Northwest suburban leaders decry new Bears bill, but Moylan says it's not 'my first rodeo'
Reaction to new legislation filed to support the Bears' move to Arlington Heights -- while helping pay for the old Soldier Field renovation debt -- was negative across the Northwest suburbs Friday.
But the bill's sponsor says he's trying to make improvements to an initial proposal he called "dead in the water" by getting buy-in from Chicago legislators opposed to any kind of Bears suburban subsidy while the city is left holding the bag.
State Rep. Marty Moylan's bill would keep the Payments in Lieu of Taxes proposal being pushed by the Bears and business groups. If adopted, that would freeze the assessment at Arlington Park and allow the NFL franchise to make negotiated payments to local taxing bodies such as schools.
But the new proposed legislation would add a $3-per-ticket head tax on every admission to a new Bears stadium. The extra money would be used to pay down Chicago's debt from the 2002 renovation of Soldier Field, which is now estimated to cost more than $600 million in principal and interest.
The bill also would set up a local oversight board with the power to approve or deny the incentive agreement negotiated between Arlington Heights and the Bears that establishes how much the local taxing districts would get in lieu of their regular amount of property taxes. The board could also approve or deny the village's zoning actions for the Bears' proposed $5 billion redevelopment.
Voting members of the panel would include the mayors of Arlington Heights and Rolling Meadows; superintendents of Northwest Suburban High School District 214, Palatine-Schaumburg High School District 211 and Palatine Township Elementary District 15; state Sen. Ann Gillespie and state Reps. Mary Beth Canty and Mark Walker; and the executive director of the Salt Creek Rural Park District. Advisory members would include Cook County Board President Toni Preckwinkle, mayors from other Northwest suburban towns, other area legislators and state agencies.
And the legislation would dole out percentages of state revenue from taxes on sales, hotel, liquor and sports wagering from the Bears' development to help pay for the towns' added infrastructure costs. Arlington Heights would get 35% from the special fund; Cook County, Rolling Meadows and Palatine would get 10% each; Buffalo Grove, Elk Grove Village, Mount Prospect, Prospect Heights and Wheeling would get 7% each.
In some ways, it resembles legislation crafted when Moylan was mayor of Des Plaines and the city was awarded the license that led to the opening of Rivers Casino in 2011. But as part of the deal, Des Plaines has to share gambling tax revenues with 10 South suburban communities.
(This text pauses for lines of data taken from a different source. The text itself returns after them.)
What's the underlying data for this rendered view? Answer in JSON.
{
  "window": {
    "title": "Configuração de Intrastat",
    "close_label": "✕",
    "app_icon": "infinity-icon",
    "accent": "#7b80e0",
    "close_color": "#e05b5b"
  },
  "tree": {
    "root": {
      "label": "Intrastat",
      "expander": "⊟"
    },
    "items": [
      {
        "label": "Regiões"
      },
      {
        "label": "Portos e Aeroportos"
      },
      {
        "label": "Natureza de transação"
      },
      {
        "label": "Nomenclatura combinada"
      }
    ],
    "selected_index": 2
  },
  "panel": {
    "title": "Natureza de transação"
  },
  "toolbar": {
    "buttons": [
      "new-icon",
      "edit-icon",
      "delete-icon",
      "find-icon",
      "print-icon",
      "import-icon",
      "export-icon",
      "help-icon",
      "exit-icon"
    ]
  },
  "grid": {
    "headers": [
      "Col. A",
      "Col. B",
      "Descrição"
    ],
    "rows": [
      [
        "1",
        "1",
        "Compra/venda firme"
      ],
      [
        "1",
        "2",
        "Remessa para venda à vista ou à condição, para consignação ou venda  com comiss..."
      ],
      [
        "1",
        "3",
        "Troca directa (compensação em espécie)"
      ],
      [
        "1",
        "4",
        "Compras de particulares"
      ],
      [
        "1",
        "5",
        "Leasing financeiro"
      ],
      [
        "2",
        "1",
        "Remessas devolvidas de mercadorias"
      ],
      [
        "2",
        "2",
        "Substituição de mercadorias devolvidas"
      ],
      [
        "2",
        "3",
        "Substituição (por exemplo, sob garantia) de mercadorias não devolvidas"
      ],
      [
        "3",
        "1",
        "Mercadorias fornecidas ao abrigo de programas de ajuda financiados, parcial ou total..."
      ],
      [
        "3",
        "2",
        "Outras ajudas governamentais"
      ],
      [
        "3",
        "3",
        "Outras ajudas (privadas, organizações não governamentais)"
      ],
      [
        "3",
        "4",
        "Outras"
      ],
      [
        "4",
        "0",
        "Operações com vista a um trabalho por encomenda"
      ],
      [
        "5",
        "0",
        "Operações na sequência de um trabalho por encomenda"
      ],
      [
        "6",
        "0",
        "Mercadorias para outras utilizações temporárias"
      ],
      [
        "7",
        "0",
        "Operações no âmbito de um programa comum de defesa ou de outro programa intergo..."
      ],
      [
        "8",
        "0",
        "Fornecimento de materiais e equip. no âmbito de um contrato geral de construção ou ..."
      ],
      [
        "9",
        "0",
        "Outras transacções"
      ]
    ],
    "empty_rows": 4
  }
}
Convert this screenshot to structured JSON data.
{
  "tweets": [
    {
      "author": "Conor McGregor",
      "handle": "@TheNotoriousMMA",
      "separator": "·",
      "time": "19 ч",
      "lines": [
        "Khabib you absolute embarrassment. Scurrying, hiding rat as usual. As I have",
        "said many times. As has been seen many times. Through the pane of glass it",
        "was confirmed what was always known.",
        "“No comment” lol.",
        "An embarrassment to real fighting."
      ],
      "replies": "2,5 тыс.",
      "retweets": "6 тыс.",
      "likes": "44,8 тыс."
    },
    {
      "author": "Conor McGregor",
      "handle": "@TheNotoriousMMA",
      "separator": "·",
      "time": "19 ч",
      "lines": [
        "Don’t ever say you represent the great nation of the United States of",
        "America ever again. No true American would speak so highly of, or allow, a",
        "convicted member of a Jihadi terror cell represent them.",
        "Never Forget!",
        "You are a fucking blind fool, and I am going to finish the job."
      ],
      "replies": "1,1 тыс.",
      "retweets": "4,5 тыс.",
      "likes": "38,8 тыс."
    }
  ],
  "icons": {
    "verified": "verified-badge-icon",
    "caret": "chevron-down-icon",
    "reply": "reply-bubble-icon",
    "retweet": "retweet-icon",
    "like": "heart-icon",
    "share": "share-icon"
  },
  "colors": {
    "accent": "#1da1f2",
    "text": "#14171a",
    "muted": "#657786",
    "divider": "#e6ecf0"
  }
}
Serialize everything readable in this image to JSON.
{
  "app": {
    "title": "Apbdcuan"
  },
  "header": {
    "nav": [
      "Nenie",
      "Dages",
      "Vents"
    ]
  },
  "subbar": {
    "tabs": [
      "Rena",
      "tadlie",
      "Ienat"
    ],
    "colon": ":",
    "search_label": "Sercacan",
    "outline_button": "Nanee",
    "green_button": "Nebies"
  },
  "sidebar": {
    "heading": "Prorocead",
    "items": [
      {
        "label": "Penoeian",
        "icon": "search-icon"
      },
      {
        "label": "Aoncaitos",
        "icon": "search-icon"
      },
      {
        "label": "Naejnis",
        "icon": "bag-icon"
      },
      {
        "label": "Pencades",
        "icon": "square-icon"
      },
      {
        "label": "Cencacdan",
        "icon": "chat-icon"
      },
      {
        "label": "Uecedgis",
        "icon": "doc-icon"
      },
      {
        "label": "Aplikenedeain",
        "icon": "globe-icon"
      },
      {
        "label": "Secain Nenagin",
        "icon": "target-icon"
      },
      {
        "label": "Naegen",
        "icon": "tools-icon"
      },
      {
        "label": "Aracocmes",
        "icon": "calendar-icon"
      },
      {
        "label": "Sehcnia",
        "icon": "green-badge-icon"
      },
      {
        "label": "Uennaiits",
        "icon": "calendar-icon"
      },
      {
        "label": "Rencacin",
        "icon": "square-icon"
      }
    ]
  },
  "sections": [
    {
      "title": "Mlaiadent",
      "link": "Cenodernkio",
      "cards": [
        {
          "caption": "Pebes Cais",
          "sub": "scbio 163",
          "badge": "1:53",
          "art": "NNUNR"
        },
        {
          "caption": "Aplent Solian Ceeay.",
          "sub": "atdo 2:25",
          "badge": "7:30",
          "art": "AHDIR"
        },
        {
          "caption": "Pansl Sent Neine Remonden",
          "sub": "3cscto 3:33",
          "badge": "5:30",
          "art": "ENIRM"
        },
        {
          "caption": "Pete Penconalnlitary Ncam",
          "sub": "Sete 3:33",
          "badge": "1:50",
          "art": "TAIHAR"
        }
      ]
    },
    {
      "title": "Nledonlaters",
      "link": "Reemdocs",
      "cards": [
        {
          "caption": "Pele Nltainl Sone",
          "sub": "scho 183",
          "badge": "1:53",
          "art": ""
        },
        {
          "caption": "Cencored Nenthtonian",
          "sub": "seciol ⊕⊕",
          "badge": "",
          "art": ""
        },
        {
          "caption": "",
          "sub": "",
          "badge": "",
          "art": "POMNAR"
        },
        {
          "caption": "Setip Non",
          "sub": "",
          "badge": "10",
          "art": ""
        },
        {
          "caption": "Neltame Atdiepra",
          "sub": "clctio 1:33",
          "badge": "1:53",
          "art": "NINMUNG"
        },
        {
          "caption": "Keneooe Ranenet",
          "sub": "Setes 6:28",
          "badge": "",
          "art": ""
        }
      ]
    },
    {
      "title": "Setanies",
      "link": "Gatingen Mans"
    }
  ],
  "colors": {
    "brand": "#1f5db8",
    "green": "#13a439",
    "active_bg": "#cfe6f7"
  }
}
"I brought one of the biggest, most successful casinos online when I was mayor," said Moylan, a Democratic member of the state House since 2013. "So I'm used to working and promoting and getting mega projects done. This isn't my first rodeo on these big projects."
But some of those named in the bill say they weren't consulted and were surprised when the proposal surfaced.
"I really don't understand how things work down in Springfield," Arlington Heights Mayor Tom Hayes said. "They have their policies and procedures, but you would hope that legislators that introduce bills talk to the stakeholders before they introduce legislation that's going to impact those stakeholders."
Hayes took exception with the "local control" he says the legislation would take from Arlington Heights, and he questioned how some communities were included in the infrastructure fund list and others were not, as well as the varying percentages.
But the mayor did say he hopes Moylan's bill leads to further discussions in Springfield that would help the Bears' suburban relocation become a reality.
Similarly, Rolling Meadows City Manager Rob Sabo said the allocation methodology of state revenues doesn't "accurately reflect" the anticipated financial and operational impacts the stadium would have on his city, which borders the 326-acre shuttered racetrack on the south and west.
"It is difficult to understand how Rolling Meadows is proposed to get only 3% more than other communities listed," Sabo said. "We have a significant border with that property."
District 214 Co-interim Superintendent Ken Arndt in a statement said the district also wasn't consulted about the bill, but officials are currently reviewing it.
A spokesman for the Bears -- which have been pushing the so-called PILOT concept -- declined to comment on Moylan's bill. But the football club has previously denied suggestions it should help pay the debt service for Soldier Field since it's a tenant that already contributed $200 million to renovations.